The Employment Appeal Tribunal (“EAT”) has recently held that a council was responsible for acts of racial harassment carried out against one of its employees by a child in its care on the basis that it had not done enough to protect the employee.
In the case of Sheffield City Council v Norouzi the Claimant, who was of Iranian origin, worked as a residential social worker at a home for troubled teenagers run by the Council. Between July 2006 and June 2008 one of the children at the home regularly made racially offensive comments to the Claimant and mocked his accent. The Claimant went off work sick, never to return to that job, and subsequently brought claims for racial harassment and indirect race discrimination against his employer under the Race Relations Act 1976, the legislation then in force. The Claimant’s claim was essentially that his employer had taken insufficient steps to protect him from the harassment by the child.
Before the Employment Tribunal, the parties accepted that the actions of the child satisfied the definition of harassment and that the Council, as an emanation of the state, could be liable under the Race Directive for failing to take action where there is a continuing course of offensive conduct which the employer knows of but does nothing to guard against. The essential debate on liability centred around the question of whether the employer had done enough to protect its employee. The Employment Tribunal concluded it had not and was therefore liable to the Claimant.
The Council appealed against this decision. On considering the appeal, the EAT accepted that there are certain environments including prisons and care homes where employees may be subjected to discrimination which cannot easily be prevented by the employer and that, in such cases, employers should not be held liable for the conduct of third parties too readily. For liability to be attributed to an employer a Tribunal must be able to point to what the employer could have done to prevent the conduct and then consider whether the steps actually taken were sufficient and the EAT was satisfied that the Tribunal had correctly done this.

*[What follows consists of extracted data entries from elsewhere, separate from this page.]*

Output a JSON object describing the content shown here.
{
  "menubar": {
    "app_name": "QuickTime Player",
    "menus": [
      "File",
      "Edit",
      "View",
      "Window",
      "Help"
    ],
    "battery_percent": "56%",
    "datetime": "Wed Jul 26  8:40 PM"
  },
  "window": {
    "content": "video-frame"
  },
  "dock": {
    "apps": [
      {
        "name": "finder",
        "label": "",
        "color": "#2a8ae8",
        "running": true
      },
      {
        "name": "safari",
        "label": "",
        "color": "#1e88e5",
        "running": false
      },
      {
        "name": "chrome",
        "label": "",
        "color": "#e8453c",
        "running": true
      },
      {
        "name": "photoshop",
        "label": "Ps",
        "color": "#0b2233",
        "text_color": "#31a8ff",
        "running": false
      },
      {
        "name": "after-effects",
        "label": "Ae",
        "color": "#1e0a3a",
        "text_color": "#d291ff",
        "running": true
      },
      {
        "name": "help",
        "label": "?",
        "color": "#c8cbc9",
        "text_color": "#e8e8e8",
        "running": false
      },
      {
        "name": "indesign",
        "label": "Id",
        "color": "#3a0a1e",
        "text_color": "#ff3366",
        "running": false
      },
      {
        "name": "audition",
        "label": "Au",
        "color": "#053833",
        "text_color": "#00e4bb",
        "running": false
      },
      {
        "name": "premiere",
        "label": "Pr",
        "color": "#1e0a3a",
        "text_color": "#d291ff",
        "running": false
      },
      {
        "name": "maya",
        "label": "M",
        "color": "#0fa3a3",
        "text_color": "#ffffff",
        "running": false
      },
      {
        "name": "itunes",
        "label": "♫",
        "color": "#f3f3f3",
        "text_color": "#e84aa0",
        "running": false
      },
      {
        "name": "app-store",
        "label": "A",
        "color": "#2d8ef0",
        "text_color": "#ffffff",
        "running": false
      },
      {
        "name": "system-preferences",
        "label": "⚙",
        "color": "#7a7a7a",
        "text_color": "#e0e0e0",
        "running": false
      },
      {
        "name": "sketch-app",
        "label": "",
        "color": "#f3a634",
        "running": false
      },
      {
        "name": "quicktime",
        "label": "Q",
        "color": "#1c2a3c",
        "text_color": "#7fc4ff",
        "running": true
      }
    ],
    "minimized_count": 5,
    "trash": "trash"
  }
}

The EAT was also unconvinced by the Council’s argument that the child in this case mocked any strong accent and therefore her mocking of the Claimant in this regard was not racially motivated. It stated that the Claimant’s accent constituted a racial characteristic which was mocked and the fact that the child’s motivation may have been unrelated to his race was irrelevant.
A further point taken on appeal was that a different division of the EAT had, since the Employment Tribunal judgment in the present case, ruled that an employer was not liable under the Race Relations Act for the acts of a third party in circumstances said to be similar to the present case. That point was however dismissed on the basis that the present case had been considered under the scope of the Directive rather than the domestic legislation and that in any event the argument now sought to be put before the EAT had not been put before the original Tribunal.
The EAT therefore upheld the decision of the Tribunal and dismissed the Council’s appeal.
While this case was considered in the context of the Race Directive with a nod towards the domestic legislation then contained in the Race Relations Act 1976, it has become more straightforward for Claimants to succeed with a claim for third party harassment due to the introduction of the Equality Act. This specifically includes a clause which will make an employer liable for harassment caused by a third party providing that the employer is aware that the employee has been subjected to harassment on at least two previous occasions and the employer has failed to take action to prevent this.